Common Adducts in Positive Ion Mode

	Adduct Ion	Nominal Adduct Mass	Exact Adduct Mass
Singly Charged	[M+H]⁺	M+1	M+1.007276
	[M+NH₄]⁺	M+18	M+18.03382
	[M+Na]⁺	M+23	M+22.989218
	[M+CH₃OH+H]⁺	M+33	M+33.033489
	[M+K]⁺	M+39	M+38.9632
	[M+CH₃CN+H]⁺	M+42	M+42.003823
	[M+iPr+H]⁺	M+61	M+61.06534
	[M+DMSO+H]⁺	M+79	M+79.02122
	[M+2Na]²⁺	M/2+23	M/2+22.989218
Doubly Charged	[M+H+Na]²⁺	M/2+12	M/2+11.998247
	[M+2H]²⁺	M/2+1	M/2+1.007276
	[M+H+K]²⁺	M/2+20	M/2+19.985217
	[M+H+NH₄]²⁺	M/2+9.5	M/2+9.520050

Common Adducts in Negative Ion Mode

	Adduct Ion	Nominal Adduct Mass	Exact Adduct Mass	Notes
Singly Charged	[M-H]^–	M-1	M-1.007276
	[M+Cl]^–	M+35	M+34.969402	Note M+37 isotope peak with ~1/4 the intensity
	[M+CHO₂]^–	M+45	M+44.998201
	[M+CH₃CO₂]^–	M+59	M+59.013851
	[M+Br]^–	M+79	M+78.918885	Note M+81 isotope peak with approximately equal intensity
	[M+CF₃CO₂]^–	M+113	M+112.985586

Software Can Help Predict and Identify Fragment and Adduct Ions in MS Data

The full scope of adduct formation and fragmentation in mass spectral data is beyond what can be covered in a single blog post. Luckily today, modern software tools can be used to combat some of this complexity and speed up MS data analysis. All of ACD/Labs’ analytical data processing tools have functionality to help you process and interpret MS data from fragment and adduct ions.

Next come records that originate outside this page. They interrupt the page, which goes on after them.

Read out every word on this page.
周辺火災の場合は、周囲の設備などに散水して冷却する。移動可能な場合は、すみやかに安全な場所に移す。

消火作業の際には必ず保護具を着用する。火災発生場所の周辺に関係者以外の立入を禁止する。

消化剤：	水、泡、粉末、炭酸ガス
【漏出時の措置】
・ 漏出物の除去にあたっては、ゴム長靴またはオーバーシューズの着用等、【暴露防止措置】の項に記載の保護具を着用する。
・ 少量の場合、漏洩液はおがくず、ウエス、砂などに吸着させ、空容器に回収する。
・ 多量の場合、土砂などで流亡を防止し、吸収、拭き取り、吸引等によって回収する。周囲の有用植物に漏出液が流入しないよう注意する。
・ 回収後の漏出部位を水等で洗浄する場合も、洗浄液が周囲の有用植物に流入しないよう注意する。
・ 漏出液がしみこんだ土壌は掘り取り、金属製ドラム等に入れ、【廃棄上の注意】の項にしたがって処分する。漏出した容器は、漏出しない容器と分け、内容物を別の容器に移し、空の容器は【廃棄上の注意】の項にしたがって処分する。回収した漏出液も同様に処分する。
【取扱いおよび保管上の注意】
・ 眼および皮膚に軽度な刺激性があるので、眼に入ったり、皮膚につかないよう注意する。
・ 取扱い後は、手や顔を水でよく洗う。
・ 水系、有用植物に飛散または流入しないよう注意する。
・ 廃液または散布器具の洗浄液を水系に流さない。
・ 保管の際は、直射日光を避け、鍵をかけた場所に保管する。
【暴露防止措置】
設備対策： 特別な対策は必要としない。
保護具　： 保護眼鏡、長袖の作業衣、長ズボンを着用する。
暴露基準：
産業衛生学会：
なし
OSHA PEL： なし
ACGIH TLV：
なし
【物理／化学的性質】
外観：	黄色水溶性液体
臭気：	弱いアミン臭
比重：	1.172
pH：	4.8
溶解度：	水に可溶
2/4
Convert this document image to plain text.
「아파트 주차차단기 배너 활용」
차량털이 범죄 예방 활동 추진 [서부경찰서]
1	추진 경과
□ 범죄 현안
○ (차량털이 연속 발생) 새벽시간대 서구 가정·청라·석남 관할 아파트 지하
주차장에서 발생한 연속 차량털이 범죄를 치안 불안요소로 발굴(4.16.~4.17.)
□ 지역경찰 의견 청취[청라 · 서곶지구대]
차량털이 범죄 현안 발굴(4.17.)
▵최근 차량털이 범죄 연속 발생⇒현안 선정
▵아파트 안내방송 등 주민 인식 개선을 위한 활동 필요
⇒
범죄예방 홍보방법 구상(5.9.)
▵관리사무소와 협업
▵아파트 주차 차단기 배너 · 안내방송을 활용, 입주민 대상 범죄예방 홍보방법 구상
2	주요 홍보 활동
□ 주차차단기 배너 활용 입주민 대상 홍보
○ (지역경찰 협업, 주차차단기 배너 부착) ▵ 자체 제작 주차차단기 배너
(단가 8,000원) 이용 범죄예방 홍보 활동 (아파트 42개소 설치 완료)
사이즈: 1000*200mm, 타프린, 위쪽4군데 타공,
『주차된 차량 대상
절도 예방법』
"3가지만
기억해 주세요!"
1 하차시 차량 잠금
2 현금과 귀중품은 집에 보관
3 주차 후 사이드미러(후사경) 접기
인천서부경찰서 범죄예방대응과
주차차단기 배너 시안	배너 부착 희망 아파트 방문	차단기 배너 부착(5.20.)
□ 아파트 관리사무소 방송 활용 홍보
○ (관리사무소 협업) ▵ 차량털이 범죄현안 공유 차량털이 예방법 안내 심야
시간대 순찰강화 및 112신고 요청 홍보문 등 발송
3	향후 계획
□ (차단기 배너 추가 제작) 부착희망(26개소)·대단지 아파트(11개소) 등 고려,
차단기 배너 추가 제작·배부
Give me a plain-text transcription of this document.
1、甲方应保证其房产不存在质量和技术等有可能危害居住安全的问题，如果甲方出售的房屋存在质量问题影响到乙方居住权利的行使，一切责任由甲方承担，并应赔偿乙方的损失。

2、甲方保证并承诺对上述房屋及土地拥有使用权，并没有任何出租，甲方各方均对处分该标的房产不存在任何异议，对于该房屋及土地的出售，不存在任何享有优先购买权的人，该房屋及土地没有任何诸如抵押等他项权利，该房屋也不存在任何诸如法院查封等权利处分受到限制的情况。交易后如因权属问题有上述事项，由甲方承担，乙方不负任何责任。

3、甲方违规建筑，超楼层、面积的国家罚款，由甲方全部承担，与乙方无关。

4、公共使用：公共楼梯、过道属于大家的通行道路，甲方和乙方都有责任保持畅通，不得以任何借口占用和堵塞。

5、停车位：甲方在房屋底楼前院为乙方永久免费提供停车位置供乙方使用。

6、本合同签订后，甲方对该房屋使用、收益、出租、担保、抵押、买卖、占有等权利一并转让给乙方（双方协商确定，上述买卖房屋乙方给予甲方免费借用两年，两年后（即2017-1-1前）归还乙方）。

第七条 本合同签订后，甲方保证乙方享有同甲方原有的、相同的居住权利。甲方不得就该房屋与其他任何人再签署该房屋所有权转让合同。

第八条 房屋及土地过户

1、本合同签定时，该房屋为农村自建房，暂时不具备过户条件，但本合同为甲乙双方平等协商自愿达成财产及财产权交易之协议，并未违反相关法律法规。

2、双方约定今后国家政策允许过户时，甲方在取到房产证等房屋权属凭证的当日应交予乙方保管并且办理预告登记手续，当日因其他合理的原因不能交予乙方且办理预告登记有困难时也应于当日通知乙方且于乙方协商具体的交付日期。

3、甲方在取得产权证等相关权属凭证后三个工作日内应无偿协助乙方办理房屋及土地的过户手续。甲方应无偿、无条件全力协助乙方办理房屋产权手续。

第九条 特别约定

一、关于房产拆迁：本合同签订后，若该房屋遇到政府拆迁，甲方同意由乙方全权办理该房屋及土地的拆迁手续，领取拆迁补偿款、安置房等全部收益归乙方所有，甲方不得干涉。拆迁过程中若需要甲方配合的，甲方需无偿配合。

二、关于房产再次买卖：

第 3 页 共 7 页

Tools for Basic MS Data Processing

Spectrus Processor and ChemAnalytical Workbook help you keep track of fragments with labels and allow you to label adduct ions by default when interpreting components.

Fragment Prediction and Component Characterization

For more advanced functionality, MS Fragmenter can predict mass spectral fragmentation to help you identify components and provide insights into fragmentation mechanisms. This functionality is also incorporated into our most advanced MS data processing tools (MS Workbook Suite and MS Structure ID Suite) where it can be used to automatically assign peaks in your spectra.

You can learn more about ACD/Labs mass spectrometry software tools here.

References

Definition of terms relating to mass spectrometry (IUPAC Recommendations 2013), Murray, K. K.; Boyd, R. K.; Eberlin, M. N.; Langley, G. J.; Li, L.; Maito, Y. Pure Appl. Chem., 2013, Vol. 85, No. 7, 1515-1609.